How is the journey through Mexico to reach the United States?

The main point of entry is through the city of Tapachula, in the state of Chiapas, in southern Mexico. There was contention on the part of the National Migration Institute to prevent them from leaving for the north, but it is evident that this containment did not work. The Haitians were still tenacious in wanting to continue the route north. And, in the end, they managed to circumvent the barrier to the United States.

Are migrant caravans still the most effective way to enter the United States?

Caravans emerge as a protection mechanism for migrants. Small groups were harassed by human traffickers. There are reports of raped women, really dramatic situations. Passing in small groups is putting you at high risk. The caravan is a way to give it much more weight and strength for those who travel the country to the United States. But that mechanism began to fail because they were stopped with much force and violence than the small groups. They are no longer a successful formula, their time has passed.
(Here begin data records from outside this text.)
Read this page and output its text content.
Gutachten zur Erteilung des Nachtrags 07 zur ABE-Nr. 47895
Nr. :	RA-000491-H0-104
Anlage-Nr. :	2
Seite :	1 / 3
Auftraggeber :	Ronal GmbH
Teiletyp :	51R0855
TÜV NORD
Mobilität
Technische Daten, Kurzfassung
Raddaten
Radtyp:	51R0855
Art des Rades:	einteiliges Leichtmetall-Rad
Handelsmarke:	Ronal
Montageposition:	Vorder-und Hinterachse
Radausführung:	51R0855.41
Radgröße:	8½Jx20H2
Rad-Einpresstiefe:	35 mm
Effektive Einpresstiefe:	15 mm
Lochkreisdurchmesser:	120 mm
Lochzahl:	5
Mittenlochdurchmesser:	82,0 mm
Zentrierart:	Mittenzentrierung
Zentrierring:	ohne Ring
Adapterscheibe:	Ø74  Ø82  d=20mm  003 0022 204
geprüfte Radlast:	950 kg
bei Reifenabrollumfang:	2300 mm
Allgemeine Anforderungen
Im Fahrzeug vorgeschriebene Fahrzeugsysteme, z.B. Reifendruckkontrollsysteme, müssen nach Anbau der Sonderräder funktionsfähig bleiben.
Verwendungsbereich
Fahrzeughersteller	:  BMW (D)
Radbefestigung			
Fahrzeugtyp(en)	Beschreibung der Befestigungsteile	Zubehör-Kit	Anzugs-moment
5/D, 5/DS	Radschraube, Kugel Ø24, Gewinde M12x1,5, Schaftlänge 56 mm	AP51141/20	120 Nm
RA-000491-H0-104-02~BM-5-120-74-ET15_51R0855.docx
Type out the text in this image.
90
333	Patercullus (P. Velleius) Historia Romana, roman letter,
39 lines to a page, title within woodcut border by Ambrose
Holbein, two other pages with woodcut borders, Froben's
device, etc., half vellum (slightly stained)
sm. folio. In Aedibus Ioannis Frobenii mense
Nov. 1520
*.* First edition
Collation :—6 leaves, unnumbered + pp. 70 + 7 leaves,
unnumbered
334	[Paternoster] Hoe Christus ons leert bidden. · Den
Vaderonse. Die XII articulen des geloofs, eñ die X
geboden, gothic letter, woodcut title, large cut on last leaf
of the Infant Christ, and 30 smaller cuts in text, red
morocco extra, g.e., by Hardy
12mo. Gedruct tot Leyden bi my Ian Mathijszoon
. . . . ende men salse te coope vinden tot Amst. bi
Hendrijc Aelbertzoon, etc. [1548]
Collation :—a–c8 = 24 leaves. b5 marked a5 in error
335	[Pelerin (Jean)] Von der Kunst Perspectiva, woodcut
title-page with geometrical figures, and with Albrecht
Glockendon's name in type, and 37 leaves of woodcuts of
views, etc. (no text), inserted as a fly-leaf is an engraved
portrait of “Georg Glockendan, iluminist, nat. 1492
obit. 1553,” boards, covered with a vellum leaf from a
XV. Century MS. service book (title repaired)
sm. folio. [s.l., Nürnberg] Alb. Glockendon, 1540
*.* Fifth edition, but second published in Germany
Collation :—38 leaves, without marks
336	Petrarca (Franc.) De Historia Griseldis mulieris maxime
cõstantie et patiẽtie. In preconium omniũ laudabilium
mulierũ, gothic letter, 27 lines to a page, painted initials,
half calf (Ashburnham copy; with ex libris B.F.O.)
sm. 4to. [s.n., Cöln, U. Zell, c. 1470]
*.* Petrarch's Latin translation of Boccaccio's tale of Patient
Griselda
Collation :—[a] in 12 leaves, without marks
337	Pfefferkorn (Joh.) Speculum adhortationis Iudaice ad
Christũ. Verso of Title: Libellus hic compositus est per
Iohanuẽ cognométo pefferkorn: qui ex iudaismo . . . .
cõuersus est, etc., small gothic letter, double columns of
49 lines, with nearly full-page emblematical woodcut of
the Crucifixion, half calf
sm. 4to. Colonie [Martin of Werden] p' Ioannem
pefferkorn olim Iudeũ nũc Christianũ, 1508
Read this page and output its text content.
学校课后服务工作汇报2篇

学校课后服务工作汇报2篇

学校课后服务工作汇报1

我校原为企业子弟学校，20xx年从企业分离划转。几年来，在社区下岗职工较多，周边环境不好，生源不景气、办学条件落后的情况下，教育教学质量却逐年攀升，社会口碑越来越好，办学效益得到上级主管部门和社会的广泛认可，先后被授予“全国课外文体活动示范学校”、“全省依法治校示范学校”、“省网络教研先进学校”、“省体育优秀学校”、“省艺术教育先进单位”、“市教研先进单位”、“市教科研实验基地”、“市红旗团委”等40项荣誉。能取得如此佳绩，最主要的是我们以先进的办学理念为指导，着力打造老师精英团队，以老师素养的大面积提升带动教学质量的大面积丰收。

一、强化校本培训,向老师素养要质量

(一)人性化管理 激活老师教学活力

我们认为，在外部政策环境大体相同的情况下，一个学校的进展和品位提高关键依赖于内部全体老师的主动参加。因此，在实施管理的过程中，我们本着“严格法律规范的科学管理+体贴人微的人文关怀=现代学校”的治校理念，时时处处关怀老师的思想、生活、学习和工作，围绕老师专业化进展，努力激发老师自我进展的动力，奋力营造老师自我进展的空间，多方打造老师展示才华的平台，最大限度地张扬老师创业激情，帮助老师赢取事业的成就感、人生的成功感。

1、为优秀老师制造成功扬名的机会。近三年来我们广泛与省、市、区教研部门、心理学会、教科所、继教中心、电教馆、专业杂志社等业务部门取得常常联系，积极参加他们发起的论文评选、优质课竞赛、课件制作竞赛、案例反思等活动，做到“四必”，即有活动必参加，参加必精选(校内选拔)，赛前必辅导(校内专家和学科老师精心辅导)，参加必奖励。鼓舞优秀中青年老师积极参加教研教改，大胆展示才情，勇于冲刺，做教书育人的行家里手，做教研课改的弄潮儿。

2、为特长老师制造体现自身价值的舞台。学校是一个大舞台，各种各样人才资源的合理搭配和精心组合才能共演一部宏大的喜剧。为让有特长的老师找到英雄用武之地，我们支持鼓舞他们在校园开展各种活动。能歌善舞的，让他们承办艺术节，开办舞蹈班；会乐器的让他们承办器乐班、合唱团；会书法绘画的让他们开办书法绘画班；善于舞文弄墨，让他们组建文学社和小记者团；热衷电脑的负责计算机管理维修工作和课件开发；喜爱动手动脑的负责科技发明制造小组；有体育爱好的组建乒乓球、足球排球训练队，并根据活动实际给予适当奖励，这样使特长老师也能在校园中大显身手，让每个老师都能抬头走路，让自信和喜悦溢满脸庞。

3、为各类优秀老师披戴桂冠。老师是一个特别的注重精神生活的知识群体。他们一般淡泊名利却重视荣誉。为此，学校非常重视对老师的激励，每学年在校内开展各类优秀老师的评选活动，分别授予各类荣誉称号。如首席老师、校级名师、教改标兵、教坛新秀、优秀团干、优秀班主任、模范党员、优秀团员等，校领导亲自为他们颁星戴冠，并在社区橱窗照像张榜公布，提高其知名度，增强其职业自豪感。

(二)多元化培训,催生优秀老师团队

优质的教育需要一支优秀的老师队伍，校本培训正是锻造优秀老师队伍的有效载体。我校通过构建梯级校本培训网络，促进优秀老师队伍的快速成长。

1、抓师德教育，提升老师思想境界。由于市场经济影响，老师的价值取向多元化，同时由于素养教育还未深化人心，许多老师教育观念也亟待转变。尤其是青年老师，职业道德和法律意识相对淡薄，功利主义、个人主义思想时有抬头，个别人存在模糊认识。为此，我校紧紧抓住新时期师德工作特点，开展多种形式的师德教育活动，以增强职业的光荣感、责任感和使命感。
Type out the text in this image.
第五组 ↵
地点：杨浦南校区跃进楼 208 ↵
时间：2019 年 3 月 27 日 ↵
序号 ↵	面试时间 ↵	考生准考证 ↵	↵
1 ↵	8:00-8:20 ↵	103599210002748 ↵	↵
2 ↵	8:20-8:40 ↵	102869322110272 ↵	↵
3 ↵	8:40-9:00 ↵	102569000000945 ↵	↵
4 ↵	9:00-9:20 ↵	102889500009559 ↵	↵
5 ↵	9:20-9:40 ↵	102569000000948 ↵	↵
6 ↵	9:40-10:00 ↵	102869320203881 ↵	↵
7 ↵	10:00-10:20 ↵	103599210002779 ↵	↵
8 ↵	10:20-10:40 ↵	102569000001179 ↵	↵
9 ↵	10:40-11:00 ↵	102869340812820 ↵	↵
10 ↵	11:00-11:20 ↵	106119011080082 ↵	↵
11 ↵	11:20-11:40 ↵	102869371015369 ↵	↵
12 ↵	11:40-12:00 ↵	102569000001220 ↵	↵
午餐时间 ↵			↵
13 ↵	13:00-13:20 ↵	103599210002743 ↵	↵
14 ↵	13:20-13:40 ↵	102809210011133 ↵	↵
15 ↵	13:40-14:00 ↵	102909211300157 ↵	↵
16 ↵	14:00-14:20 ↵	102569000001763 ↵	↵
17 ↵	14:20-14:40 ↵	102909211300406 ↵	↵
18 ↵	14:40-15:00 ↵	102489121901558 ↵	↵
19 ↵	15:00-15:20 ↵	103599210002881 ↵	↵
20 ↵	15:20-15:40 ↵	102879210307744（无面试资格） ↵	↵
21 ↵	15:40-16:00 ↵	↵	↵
That is why they have now returned to form small groups, less visible and with the risks of before, to make it through. It was an experiment with the caravans but, with the passage of time, it has been shown that they are not very successful.

Are we in a moment of setback in the rights of migrants?

I do not know if we can speak of retrogression but the number of refugees and internally displaced persons has been growing, year after year, in a remarkable way. That is why durable solutions are very difficult to achieve. I am referring to repatriation, resettlement fees are lower, local integration is also difficult. The challenges are ever greater because the number of migrants is increasing and that makes it difficult to arrive at lasting responses. That is why it gives the impression of going backwards, but I don’t know if it is a setback or if the challenges facing governments are increasing.